Longtemps encore, nous resterons marqués et accablés par l'image de ce candidat aussi improbable que pitoyable, par son incroyable aplomb, par sa capacité ahurissante à débiner sottises sur sottises, à se répandre en invectives nauséabondes, à vilipender les femmes, les Noirs, les minorités en général sans que son crédit en soit durablement entamé.

Sans parler de sa totale incurie intellectuelle, de son aphasie cérébrale, de son inculture crasseuse, de sa vulgarité sidérante, de sa mauvaise foi triomphante, de sa haine bien trempée, de sa goujaterie sans limites, de sa capacité à enfiler mensonge sur mensonge, de sa propension à raconter absolument n'importe quoi sur des sujets d'une importance cruciale.

Flickr/Gage Skidmlore-Donald Trump speaking with supporters at a campaign rally at Fountain Park in               Fountain Hills, Arizona.

Et pourtant mardi prochain, ils seront des millions d'Américains à le plébisciter. À tenter de le porter vers la Maison-Blanche. À espérer qu'il devienne leur prochain président, lui, une petite frappe fascisante, ignare, pleine de fiel, au vocabulaire si étriqué qu'il pourrait échouer à l'examen d'entrée de l'école primaire, un mégalomane de la pire espèce capable de plonger demain le monde dans une crise si profonde qu'il faudra des générations pour s'en remettre.

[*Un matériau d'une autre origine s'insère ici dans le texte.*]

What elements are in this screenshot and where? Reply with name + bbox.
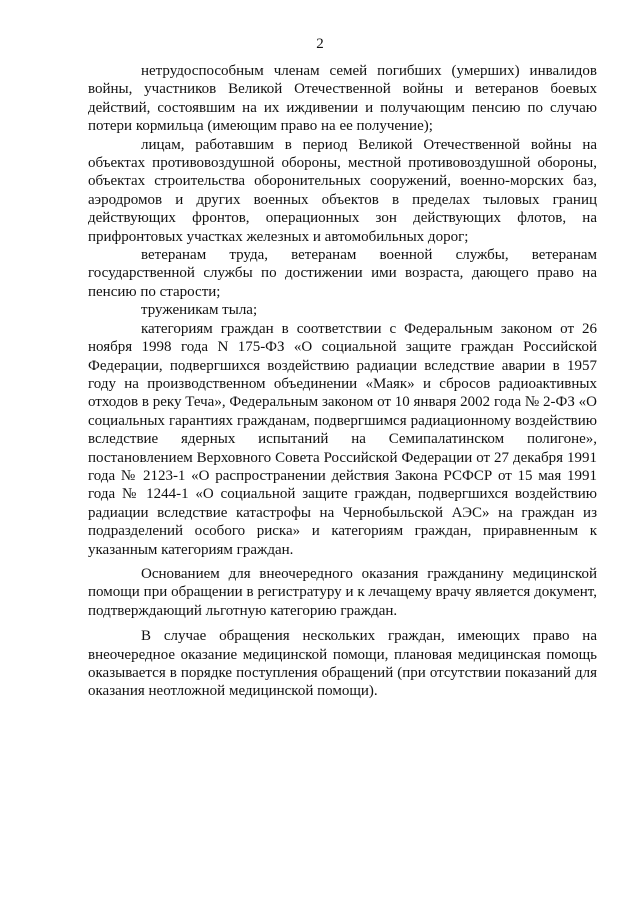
paragraph-labor-veterans: ветеранам труда, ветеранам военной службы, ветеранам государственной службы по достижении ими возраста, дающего право на пенсию по старости; (88, 247, 597, 300)
paragraph-disabled-war-families: нетрудоспособным членам семей погибших (умерших) инвалидов войны, участников Великой Отечественной войны и ветеранов боевых действий, состоявшим на их иждивении и получающим пенсию по случаю потери кормильца (имеющим право на ее получение); (88, 63, 597, 135)
paragraph-wartime-defense-workers: лицам, работавшим в период Великой Отечественной войны на объектах противовоздушной обороны, местной противовоздушной обороны, объектах строительства оборонительных сооружений, военно-морских баз, аэродромов и других военных объектов в пределах тыловых границ действующих фронтов, операционных зон действующих флотов, на прифронтовых участках железных и автомобильных дорог; (88, 136, 597, 245)
paragraph-home-front-workers: труженикам тыла; (141, 302, 258, 319)
paragraph-radiation-categories: категориям граждан в соответствии с Федеральным законом от 26 ноября 1998 года N 175-ФЗ «О социальной защите граждан Российской Федерации, подвергшихся воздействию радиации вследствие аварии в 1957 году на производственном объединении «Маяк» и сбросов радиоактивных отходов в реку Теча», Федеральным законом от 10 января 2002 года № 2-ФЗ «О социальных гарантиях гражданам, подвергшимся радиационному воздействию вследствие ядерных испытаний на Семипалатинском полигоне», постановлением Верховного Совета Российской Федерации от 27 декабря 1991 года № 2123-1 «О распространении действия Закона РСФСР от 15 мая 1991 года № 1244-1 «О социальной защите граждан, подвергшихся воздействию радиации вследствие катастрофы на Чернобыльской АЭС» на граждан из подразделений особого риска» и категориям граждан, приравненным к указанным категориям граждан. (88, 320, 597, 558)
document-body (88, 62, 597, 701)
paragraph-basis-for-priority: Основанием для внеочередного оказания гражданину медицинской помощи при обращении в регистратуру и к лечащему врачу является документ, подтверждающий льготную категорию граждан. (88, 565, 597, 619)
paragraph-multiple-requests: В случае обращения нескольких граждан, имеющих право на внеочередное оказание медицинской помощи, плановая медицинская помощь оказывается в порядке поступления обращений (при отсутствии показаний для оказания неотложной медицинской помощи). (88, 628, 597, 700)
page-number: 2 (316, 36, 324, 52)
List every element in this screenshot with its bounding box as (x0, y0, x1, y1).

Comme nous n'avons toujours pas vraiment compris comment l'Allemagne a pu s'adonner avec une dévotion pareille et un tel élan suicidaire au nazisme, nous n'arrivons toujours pas a intérioriser l'idée qu'un pays aussi éclairé que l'Amérique, aux universités si puissantes, à la capacité d'innovation sans pareille, à la culture populaire aussi variée, puisse se laisser séduire par un histrion de cette sorte.

Probablement qu'à force d'engraisser son cerveau de programmes de télévision d'une stupidité sans nom, de s'avaler des kilomètres de publicités d'une bêtise innommable, de s'enthousiasmer pour des films de super-héros d'une connerie abyssale, de passer ses soirées à converser sur des réseaux sociaux avec des individus aussi bornés et décérébrés que vous, a rendu le cortex cérébral si délabré, si inapte à fonctionner, que l'idée même du mal et du bien, de morale, de bon sens, a fini par disparaître.

      Flickr/Gage Skidmore-Donald Trump speaking with supporters at a campaign rally at Veterans Memorial             Coliseum at the Arizona State Fairgrounds in Phoenix, Arizona

Ne reste plus qu'une sorte de cervelet tout juste bon à applaudir aux vociférations d'un petit chef dont on loue l'éloquence quand il ne s'agit que de formules à l'emporte-pièce, l'audace et le courage là où il n'est question que d'opportunisme et de récupération d'une colère plus ou moins justifiée, laquelle ne sert bien souvent que de cache-sexe à des égoïsmes et à des relents idenditaires absolument détestables.

La démocratie n'a pas été conçue pour porter au pouvoir un jean-foutre comme Donald Trump qui se fout de l'idée même de démocratie. Elle n'a pas été inventée pour que nous demandions au pire d'entre-nous de nous représenter à la tête de l'Etat. Elle ne peut pas installer à son sommet sans se renier une personne qui nie les idéaux mêmes qui la sous-entendent, le respect de chacun, l'égalité entre ses citoyens, l'esprit de concorde.

Et si elle l'autorise alors elle n'a plus lieu d'être, elle devient juste la caisse enregistreuse d'un fascisme qui ne porte pas (encore) son nom.

Donald Trump est de cette engeance-là.